Free public transport could be the smarter reflief package

The Green Party's proposal to make public transport free for three months would cost a fraction of what the government is already spending on its fuel crisis relief, all while reducing our dependence on imported oil, says Dr Timothy Welch.

Public transport

At a glance

  • New Zealand imports 100 percent of its refined fuel, leaving households exposed to global price spikes. Free public transport is one of the fastest demand-side levers the country can pull domestically.
  • The government's $373 million fuel relief package gives $50 a week to 140,000 families. A three month fare-free period would cost roughly a quarter as much, while reducing demand for imported fuel.
  • Evidence from the 2022 half-price fare trial shows measurable uptake among lower-income households, the people hit hardest by fuel costs.

Fuel prices have jumped roughly 50 cents a litre since the closure of the Strait of Hormuz. The government responded with a $373 million package giving about 140,000 families $50 a week through the In-Work Tax Credit.

The Green Party wants to go further, proposing three months of free public transport funded partly by redirecting unspent roading money.

Dr Timothy Welch, an urban planning researcher at the University of Auckland, says the Greens' proposal has merit.

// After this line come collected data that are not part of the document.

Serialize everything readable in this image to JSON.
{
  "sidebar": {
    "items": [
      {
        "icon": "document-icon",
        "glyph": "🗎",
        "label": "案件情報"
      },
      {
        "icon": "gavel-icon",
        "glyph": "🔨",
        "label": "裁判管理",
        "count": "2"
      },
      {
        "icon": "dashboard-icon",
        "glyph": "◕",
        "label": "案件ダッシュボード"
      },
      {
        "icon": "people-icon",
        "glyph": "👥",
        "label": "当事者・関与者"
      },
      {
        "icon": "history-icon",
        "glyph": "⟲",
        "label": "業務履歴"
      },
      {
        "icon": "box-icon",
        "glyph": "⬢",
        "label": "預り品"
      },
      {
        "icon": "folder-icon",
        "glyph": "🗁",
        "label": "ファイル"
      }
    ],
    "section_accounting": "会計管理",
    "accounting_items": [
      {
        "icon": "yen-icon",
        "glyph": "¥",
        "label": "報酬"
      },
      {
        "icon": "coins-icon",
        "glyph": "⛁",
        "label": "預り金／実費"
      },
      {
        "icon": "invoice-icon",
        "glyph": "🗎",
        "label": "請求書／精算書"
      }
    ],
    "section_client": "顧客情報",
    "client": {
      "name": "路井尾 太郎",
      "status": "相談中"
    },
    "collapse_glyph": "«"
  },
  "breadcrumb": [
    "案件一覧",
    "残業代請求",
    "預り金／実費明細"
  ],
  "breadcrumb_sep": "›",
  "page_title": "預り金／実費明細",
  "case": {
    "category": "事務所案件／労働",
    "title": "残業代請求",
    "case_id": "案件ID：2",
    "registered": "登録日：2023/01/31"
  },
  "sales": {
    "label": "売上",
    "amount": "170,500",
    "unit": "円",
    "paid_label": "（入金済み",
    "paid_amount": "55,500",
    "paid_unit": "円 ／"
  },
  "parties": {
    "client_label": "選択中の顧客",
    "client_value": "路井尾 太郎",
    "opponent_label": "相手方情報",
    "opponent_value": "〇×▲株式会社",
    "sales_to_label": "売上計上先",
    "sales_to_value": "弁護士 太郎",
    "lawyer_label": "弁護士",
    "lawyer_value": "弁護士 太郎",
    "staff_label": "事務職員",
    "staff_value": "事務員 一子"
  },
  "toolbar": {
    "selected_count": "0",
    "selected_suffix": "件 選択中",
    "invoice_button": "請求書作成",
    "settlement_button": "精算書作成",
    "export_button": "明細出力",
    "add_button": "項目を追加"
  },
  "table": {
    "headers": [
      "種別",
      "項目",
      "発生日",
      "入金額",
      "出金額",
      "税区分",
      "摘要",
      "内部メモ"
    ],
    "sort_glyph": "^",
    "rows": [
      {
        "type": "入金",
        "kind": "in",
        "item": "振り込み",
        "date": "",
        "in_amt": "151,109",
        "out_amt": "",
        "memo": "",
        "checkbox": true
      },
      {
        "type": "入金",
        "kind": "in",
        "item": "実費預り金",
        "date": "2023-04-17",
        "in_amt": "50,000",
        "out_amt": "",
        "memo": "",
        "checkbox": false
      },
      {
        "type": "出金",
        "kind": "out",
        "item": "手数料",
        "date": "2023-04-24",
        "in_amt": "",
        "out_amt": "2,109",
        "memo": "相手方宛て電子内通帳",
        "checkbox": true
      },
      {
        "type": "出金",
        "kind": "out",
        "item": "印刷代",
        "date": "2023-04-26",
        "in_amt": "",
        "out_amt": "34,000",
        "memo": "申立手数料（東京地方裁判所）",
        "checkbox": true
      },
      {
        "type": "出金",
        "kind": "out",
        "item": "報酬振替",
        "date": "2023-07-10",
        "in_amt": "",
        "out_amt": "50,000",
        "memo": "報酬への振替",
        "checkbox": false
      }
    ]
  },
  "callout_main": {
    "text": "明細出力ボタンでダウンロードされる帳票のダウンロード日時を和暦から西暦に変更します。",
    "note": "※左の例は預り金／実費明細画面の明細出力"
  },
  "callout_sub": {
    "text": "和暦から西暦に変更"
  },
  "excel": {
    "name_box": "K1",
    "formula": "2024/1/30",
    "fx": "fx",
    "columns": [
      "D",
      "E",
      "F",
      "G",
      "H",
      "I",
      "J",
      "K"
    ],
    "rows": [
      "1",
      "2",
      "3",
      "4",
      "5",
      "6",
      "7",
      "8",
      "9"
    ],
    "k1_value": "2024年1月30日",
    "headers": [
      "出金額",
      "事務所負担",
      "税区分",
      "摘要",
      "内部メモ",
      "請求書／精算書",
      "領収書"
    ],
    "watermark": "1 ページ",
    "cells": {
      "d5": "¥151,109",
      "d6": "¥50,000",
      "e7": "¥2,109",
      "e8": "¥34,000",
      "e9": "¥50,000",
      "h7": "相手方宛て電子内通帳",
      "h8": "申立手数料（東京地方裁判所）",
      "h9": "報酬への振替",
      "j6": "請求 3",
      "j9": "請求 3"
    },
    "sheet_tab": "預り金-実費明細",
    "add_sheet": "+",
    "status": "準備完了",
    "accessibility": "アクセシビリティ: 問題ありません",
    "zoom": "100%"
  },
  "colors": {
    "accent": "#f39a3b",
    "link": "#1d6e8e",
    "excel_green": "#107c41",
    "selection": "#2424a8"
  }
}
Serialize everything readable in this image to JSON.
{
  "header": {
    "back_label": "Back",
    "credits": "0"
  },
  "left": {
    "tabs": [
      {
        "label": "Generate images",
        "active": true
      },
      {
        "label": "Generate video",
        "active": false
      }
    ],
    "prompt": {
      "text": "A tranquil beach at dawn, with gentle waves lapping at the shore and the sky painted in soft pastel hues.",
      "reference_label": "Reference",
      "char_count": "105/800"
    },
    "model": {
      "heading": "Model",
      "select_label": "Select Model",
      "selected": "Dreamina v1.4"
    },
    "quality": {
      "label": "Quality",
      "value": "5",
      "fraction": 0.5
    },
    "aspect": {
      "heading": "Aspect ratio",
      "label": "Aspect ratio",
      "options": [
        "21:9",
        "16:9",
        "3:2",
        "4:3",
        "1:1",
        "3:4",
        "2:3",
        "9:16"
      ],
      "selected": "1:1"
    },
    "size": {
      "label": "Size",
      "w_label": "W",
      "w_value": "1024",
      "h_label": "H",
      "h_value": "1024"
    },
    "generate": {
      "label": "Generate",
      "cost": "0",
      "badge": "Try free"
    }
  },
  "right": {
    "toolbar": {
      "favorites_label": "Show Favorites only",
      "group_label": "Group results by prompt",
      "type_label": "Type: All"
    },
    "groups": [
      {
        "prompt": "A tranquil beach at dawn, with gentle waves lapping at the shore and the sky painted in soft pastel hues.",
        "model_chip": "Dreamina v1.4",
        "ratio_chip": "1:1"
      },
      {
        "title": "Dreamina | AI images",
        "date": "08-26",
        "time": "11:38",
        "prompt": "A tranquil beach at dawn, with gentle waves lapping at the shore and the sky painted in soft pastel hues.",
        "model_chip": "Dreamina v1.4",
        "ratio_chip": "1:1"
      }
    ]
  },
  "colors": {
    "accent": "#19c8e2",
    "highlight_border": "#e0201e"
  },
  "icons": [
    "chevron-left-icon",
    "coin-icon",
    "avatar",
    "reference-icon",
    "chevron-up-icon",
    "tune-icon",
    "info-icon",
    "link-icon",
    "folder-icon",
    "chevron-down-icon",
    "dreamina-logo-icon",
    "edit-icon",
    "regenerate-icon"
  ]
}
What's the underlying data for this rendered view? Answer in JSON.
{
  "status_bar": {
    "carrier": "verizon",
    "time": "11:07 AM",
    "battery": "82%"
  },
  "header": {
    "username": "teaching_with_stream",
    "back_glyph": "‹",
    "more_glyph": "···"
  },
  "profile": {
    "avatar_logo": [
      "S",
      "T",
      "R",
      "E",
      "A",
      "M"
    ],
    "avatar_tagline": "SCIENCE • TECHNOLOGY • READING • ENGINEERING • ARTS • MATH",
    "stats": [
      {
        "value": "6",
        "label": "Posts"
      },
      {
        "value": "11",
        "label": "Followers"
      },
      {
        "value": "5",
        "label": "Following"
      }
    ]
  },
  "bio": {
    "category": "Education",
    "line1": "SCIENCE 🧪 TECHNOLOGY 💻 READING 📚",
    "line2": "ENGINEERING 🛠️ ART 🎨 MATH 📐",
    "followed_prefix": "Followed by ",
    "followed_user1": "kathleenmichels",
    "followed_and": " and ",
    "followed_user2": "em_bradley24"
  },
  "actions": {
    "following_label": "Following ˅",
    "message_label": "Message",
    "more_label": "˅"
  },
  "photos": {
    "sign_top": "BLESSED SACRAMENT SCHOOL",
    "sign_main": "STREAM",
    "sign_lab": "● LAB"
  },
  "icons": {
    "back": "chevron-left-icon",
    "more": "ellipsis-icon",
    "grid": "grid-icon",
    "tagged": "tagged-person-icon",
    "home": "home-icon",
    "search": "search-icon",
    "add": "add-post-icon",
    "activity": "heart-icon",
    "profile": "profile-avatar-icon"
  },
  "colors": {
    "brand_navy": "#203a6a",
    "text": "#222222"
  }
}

"We are effectively 100 percent reliant on imported transport fuels. When supply is tight and prices spike, the only real lever we control domestically is demand reduction and mode shift," he says.

"Free or heavily discounted public transport is one of the fastest demand-side tools available."

Welch says the fiscal comparison writes itself.

The government's relief package will cost $373 million over up to a year. National fare revenue before Covid-19 sat at $320-350 million annually, meaning three months of free fares would cost roughly a quarter of that.

Dr Tim Welch
Dr Timothy Welch is a senior lecturer in urban planning at the School of Architecture and Planning.

"The government's own officials advised against cutting fuel excise tax because it would encourage people to use more of something in short supply. That logic is exactly right," he says.

"But a $50 tax credit doesn't change anyone's transport behaviour. Free public transport does. It gives people a real alternative, at a fraction of the cost."

He says the relief package is welcome but blunt.

"The Government says it will help 140,000 families, and that matters. But fare relief reaches anyone who rides a bus or train, including people without children, beneficiaries, students and retirees who don't qualify for the In-Work Tax Credit.

"And it actually reduces the demand that's driving the price spike and supply concerns in the first place."

Welch adds that each person who shifts from a car to public transport reduces costs we all pay.

"Every person travelling by public transport imposes a much lower social costs than someone driving alone. A temporary free-fare period can plausibly be cost-neutral depending on uptake and capacity."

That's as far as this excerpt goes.